Hache galería (Buenos Aires) presents a solo show dedicated to Santiago García Sáenz (Buenos Aires, 1955–2006), one of the most significant painters of his generation, in the year that marks the twentieth anniversary of his death.
A central figure in Argentine painting of the 1980s and 1990s, García Sáenz developed a singular language that wove together spirituality, popular culture, and Latin American tradition. His work —charged with symbolic weight and social commitment— brings together religious imaginaries, scenes from everyday life, vulnerable bodies, marginal figures, and anonymous heroes, engaging themes such as sexual intolerance, symbolic violence, and HIV/AIDS. Often read as a “religious painter” or reduced to the label of “naïf,” his work exceeds these classifications. Faith appears in his canvases less as dogma than as a terrain of contradiction, desire, guilt, care, and community. Through compositions of great narrative and affective power, García Sáenz explores how the sacred coexists with the domestic, the popular, and the dissident —opening a zone of friction between Catholic iconography, personal memory, and the politics of the body. His work is held in the collections of institutions such as the Solomon R. Guggenheim Museum (New York), the Centre Pompidou (Paris), MALBA, Museo Moderno, and the Museo Nacional de Bellas Artes (Buenos Aires), among others.
The selection of works proposed for ArPa articulates three central axes of his practice: the construction of a Latin American sensibility traversed by the popular and the devotional; the martyrdom of dissident bodies; and nature as a space of freedom, refuge, and redemption. This presentation functions simultaneously as homage and prologue —anticipating a commemorative exhibition at the gallery and a broad program of events around his work throughout 2026.
We believe these dimensions resonate directly with debates active in the Brazilian scene —between religiosity and politics, the memory of the AIDS crisis, LGBTIQ+ struggles, and the relationship between art and peripheral communities— opening a fertile field of dialogue between Buenos Aires and São Paulo, and an opportunity to bring his work into the Brazilian market and critical conversation.

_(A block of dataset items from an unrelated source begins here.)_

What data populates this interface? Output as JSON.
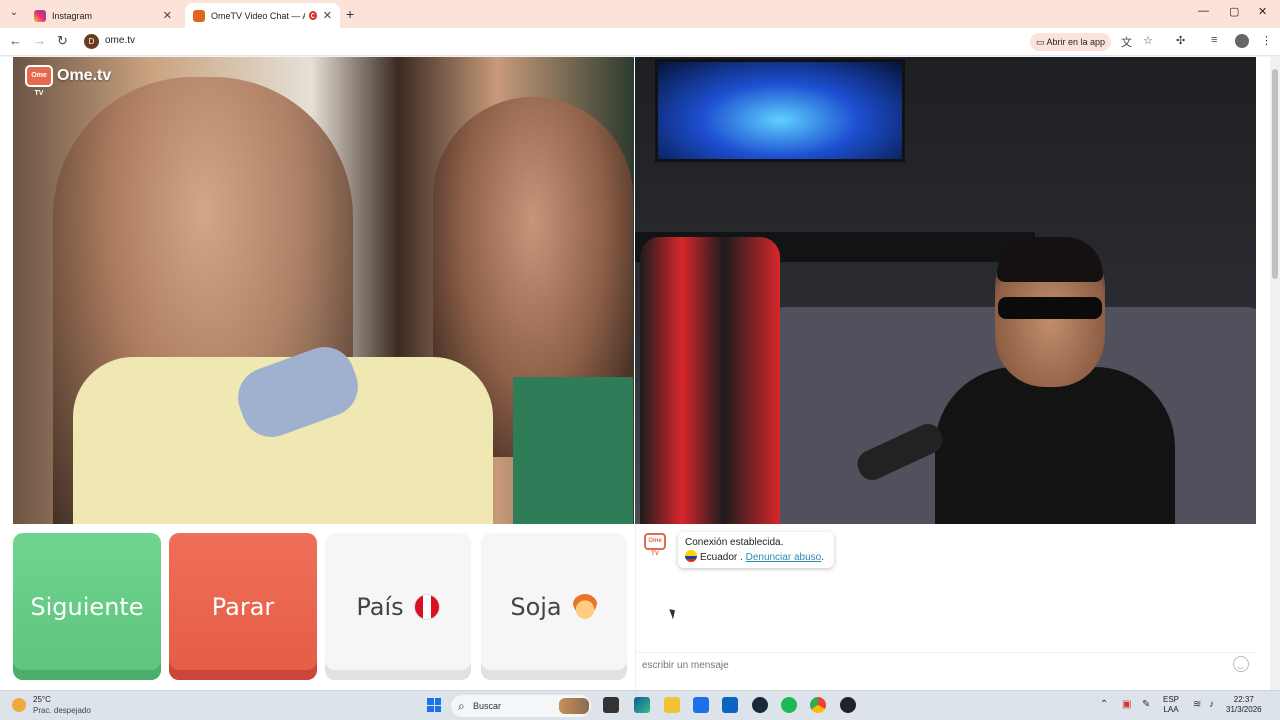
{
  "tabs": [
    {
      "title": "Instagram",
      "close": "✕"
    },
    {
      "title": "OmeTV Video Chat — Alter",
      "close": "✕"
    }
  ],
  "browser": {
    "new_tab": "+",
    "url": "ome.tv",
    "site_icon_text": "D",
    "open_in_app": "Abrir en la app",
    "window_controls": [
      "—",
      "▢",
      "✕"
    ]
  },
  "video": {
    "logo_box": "Ome TV",
    "logo_text": "Ome.tv"
  },
  "buttons": {
    "next": "Siguiente",
    "stop": "Parar",
    "country": "País",
    "gender": "Soja"
  },
  "chat": {
    "logo_text": "Ome TV",
    "connected": "Conexión establecida.",
    "country": "Ecuador",
    "separator": " . ",
    "report": "Denunciar abuso",
    "period": ".",
    "input_placeholder": "escribir un mensaje"
  },
  "taskbar": {
    "temperature": "25°C",
    "weather": "Prac. despejado",
    "search": "Buscar",
    "lang_top": "ESP",
    "lang_bottom": "LAA",
    "time": "22:37",
    "date": "31/3/2026"
  },
  "colors": {
    "next": "#5cc47d",
    "stop": "#e45c45",
    "brand": "#e46a4b",
    "tab_strip": "#fbe3da"
  }
}
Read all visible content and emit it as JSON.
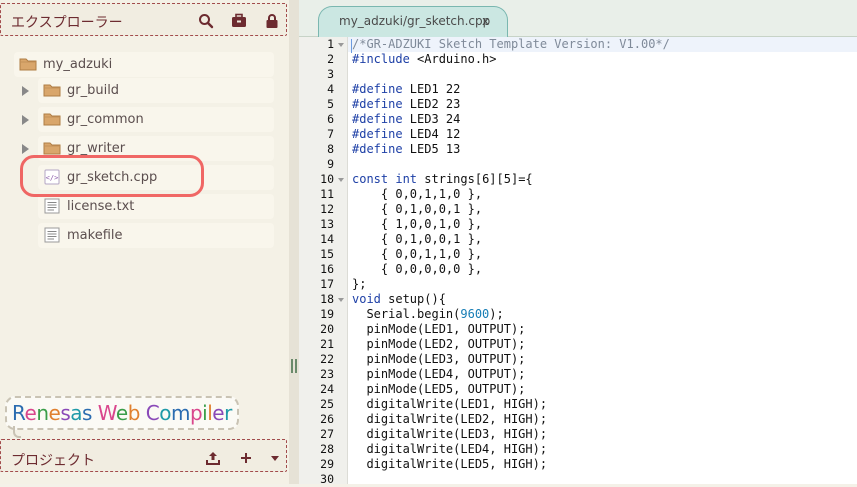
{
  "explorer": {
    "title": "エクスプローラー",
    "icons": [
      "search-icon",
      "briefcase-icon",
      "lock-icon"
    ],
    "tree": [
      {
        "name": "my_adzuki",
        "type": "folder",
        "level": 0
      },
      {
        "name": "gr_build",
        "type": "folder",
        "level": 1
      },
      {
        "name": "gr_common",
        "type": "folder",
        "level": 1
      },
      {
        "name": "gr_writer",
        "type": "folder",
        "level": 1
      },
      {
        "name": "gr_sketch.cpp",
        "type": "code-file",
        "level": 1
      },
      {
        "name": "license.txt",
        "type": "text-file",
        "level": 1
      },
      {
        "name": "makefile",
        "type": "text-file",
        "level": 1
      }
    ]
  },
  "logo": {
    "text": "Renesas Web Compiler",
    "colors": [
      "#2b6cb0",
      "#d9468c",
      "#3a9d49",
      "#e0802f",
      "#8a49b8",
      "#1e9aa8"
    ]
  },
  "project": {
    "title": "プロジェクト",
    "icons": [
      "upload-icon",
      "plus-icon",
      "caret-down-icon"
    ]
  },
  "editor": {
    "tab_label": "my_adzuki/gr_sketch.cpp",
    "tab_close": "x",
    "lines": [
      "/*GR-ADZUKI Sketch Template Version: V1.00*/",
      "#include <Arduino.h>",
      "",
      "#define LED1 22",
      "#define LED2 23",
      "#define LED3 24",
      "#define LED4 12",
      "#define LED5 13",
      "",
      "const int strings[6][5]={",
      "    { 0,0,1,1,0 },",
      "    { 0,1,0,0,1 },",
      "    { 1,0,0,1,0 },",
      "    { 0,1,0,0,1 },",
      "    { 0,0,1,1,0 },",
      "    { 0,0,0,0,0 },",
      "};",
      "void setup(){",
      "  Serial.begin(9600);",
      "  pinMode(LED1, OUTPUT);",
      "  pinMode(LED2, OUTPUT);",
      "  pinMode(LED3, OUTPUT);",
      "  pinMode(LED4, OUTPUT);",
      "  pinMode(LED5, OUTPUT);",
      "  digitalWrite(LED1, HIGH);",
      "  digitalWrite(LED2, HIGH);",
      "  digitalWrite(LED3, HIGH);",
      "  digitalWrite(LED4, HIGH);",
      "  digitalWrite(LED5, HIGH);",
      ""
    ],
    "fold_lines": [
      1,
      10,
      18
    ]
  }
}
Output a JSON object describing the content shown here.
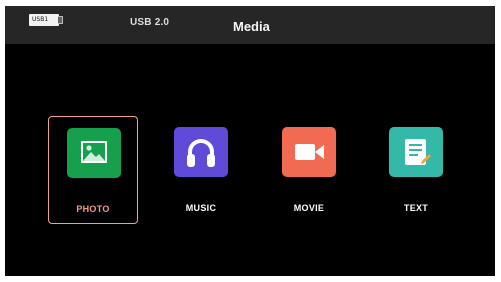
{
  "header": {
    "usb_badge": "USB1",
    "usb_version": "USB 2.0",
    "title": "Media"
  },
  "media_items": [
    {
      "label": "PHOTO",
      "icon": "photo-icon",
      "color": "#16a04e",
      "selected": true
    },
    {
      "label": "MUSIC",
      "icon": "headphones-icon",
      "color": "#5f4bd8",
      "selected": false
    },
    {
      "label": "MOVIE",
      "icon": "video-camera-icon",
      "color": "#f06b52",
      "selected": false
    },
    {
      "label": "TEXT",
      "icon": "document-icon",
      "color": "#34b8a8",
      "selected": false
    }
  ],
  "colors": {
    "background": "#000000",
    "topbar": "#262626",
    "selection": "#f29f94"
  }
}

This solo show is part of the long-term commitment Hache has maintained since 2013 to the revision and reinterpretation of historical trajectories, alongside its work with living artists. The gallery is drawn to practices that engage with the political, social, and cultural transformations of contemporary life, and operates in ongoing dialogue with institutions, researchers, and collectors so that these bodies of work may circulate and find resonance both locally and internationally.